Bir al-Abed est aujourd’hui une cité martyre ? Des mères, des pères, des frères, des sœurs, des grand-mères et des grands-pères …, pleurent un, voire des proches.

La dynastie mondiale jubile. Elle gagne sur tous les plans et en porte-voix plus ou moins rampant, la presse de l’empire et de ses courtisans s’attache à blanchir ces agissements criminels et à culpabiliser tout ce qui bouge et à momifier toutes les opinions qui dérangent. Il ne lui manque plus que la formule « édité avec le privilège de la cour ? ». En excroissances ultimes du système de communication de l’empire, on trouvera toujours des fantassins en col blanc –véritables bouffons de la cour- ou le pauvre bougre du coin, scandant depuis la fange où il baigne : « C’est la vérité, ça a été dit à la télé » pour nous enfoncer un peu plus dans le drame.

Les partis politiques sont morts, vive les leudes

Cela dit, nous autres, citoyens simples, sommes nous innocents ? Certainement pas ! Par impuissance résignée, par mécanismes d’identification ou par simple souci de survie, notre attitude évolue vers quelque chose qui s’apparente, à la fois, au masochisme et au syndrome de Stockholm. De ce fait, nous sommes, au moins, coupables de délit non-sauvegarde collective – à nouvelle réalité, nouvelle terminologie-. C’est d’autant plus vrai que qu’après avoir transformé les partis politiques en syndicats d’intérêts, dans les démocraties dites avancées –prénotion qui au demeurant ne correspond à rien-, l’empire leur a, sans crier gare, substitué un système de leudes moyenâgeux, illustré par l’élection d’Emmanuel Macron en France. Plus besoin de partis politique avec un programme lisible et identifiable, mais juste d’un nouveau candidat qui correspond à l’agenda du moment de la dynastie mondiale. En bon portier du panthéon, le système médiatique dominant se chargera, dans un deuxième temps, de pulvériser tous les concurrents sérieux et de nous convaincre que c’est le candidat qui correspond le mieux à nos intérêts.

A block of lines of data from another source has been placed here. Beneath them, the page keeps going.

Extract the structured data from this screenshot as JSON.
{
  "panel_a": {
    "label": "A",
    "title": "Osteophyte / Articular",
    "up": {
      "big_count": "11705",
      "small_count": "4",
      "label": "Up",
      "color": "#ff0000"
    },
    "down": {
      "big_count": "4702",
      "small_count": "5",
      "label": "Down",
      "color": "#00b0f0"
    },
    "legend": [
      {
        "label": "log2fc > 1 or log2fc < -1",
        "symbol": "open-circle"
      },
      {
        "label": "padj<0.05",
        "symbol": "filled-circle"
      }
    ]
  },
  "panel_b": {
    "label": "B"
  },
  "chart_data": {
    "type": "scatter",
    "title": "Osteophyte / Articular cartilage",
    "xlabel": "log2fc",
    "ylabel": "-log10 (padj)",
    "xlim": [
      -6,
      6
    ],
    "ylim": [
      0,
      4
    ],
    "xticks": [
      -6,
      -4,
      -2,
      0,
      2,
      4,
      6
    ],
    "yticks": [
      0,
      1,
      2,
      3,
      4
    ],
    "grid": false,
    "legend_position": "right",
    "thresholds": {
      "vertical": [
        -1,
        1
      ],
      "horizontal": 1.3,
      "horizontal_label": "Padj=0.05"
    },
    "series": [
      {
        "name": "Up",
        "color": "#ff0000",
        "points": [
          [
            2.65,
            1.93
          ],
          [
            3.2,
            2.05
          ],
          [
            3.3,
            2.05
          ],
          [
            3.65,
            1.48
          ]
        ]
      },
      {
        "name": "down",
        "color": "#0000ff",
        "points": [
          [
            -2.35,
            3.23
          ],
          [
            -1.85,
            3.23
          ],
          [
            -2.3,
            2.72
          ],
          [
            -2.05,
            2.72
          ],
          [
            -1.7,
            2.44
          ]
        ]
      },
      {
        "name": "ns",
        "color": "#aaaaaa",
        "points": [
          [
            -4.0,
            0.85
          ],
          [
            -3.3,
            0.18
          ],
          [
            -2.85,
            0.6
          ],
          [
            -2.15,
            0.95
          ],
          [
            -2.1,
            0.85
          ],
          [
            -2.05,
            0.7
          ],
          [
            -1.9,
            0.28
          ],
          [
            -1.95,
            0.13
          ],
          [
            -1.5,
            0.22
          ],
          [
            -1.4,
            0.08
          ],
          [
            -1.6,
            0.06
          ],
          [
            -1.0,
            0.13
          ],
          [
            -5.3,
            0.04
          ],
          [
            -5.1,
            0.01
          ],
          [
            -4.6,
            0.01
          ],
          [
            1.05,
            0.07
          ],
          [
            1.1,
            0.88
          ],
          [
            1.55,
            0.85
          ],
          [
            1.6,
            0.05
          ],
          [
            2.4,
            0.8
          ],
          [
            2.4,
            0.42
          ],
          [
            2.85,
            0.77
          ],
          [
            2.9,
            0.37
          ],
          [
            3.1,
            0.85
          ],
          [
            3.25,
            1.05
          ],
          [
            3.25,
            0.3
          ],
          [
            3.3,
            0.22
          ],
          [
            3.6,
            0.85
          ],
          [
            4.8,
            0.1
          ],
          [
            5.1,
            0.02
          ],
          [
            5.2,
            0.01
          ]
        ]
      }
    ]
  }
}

Des simulacres émotionnels pour se donner bonne conscience

Qu’allons nous faire ? Il y a eu mort d’hommes. Les images que nous avons vues correspondent bien à des pertes réelles de vie, des souffrances, de la douleur, des traumatismes…, qui provoquent les mêmes que les peines que nous pouvons ressentir en de pareilles circonstances –des évidences qui ont, hélas !, besoin d’être rappelées-. Rester les bras croisés et attendre la prochaine boucherie pour nous livrer à des simulacres émotionnels afin de nous donner bonne conscience ? À moins d’un miracle, le salut ne viendra pourtant pas de nos dirigeants. Tenus par des engagements pré-électoraux, ils sont pour la plupart d’entre eux dans une logique d’allégeance. Il ne viendra que d’un mouvement citoyen puissant qui, dans l’immédiat, sur la base d’une plateforme claire, pourrait exiger, au moins, une enquête des Nations-Unies sur les liens de différents pays avec les mouvements terroristes comme al-Qaïda, sa syrienne filiale al-Nosra et Daech et tenterait d’empêcher, sous peine de destitution, nos dirigeants d’avoir la moindre connivence avec les mouvements terroristes et/ou leurs sponsors. C’est le strict minimum qu’on puisse exiger pour tant d’atrocités et de vies humaines fauchées depuis des années dans divers pays de par le monde, par le terrorisme et ses sponsors.

Il faudra bien évidemment exiger un combat sans concession contre le terrorisme. Reste qu’à elle seule, la répression ne suffit pas et peut par ses excès, produire l’effet inverse. Sans une approche sérieuse des conditions et des raisons des radicalisations –il n’y a pas qu’une seule- et d’un plan stratégique d’actions avec des moyens dignes des défis auxquels nous sommes tous confrontés, on n’aboutira à rien. La recette simpliste qui consiste à culpabiliser les parents ne marche pas. C’est une forfaiture à l’endroit de personnes déjà fragilisées et subissant elles-mêmes d’innombrables injustices ; injustices qui, au demeurant, sont le ferment essentiel du repli sur soi et des radicalisations. Et sur ce point, c’est la responsabilité des pouvoirs publics qui est engagée.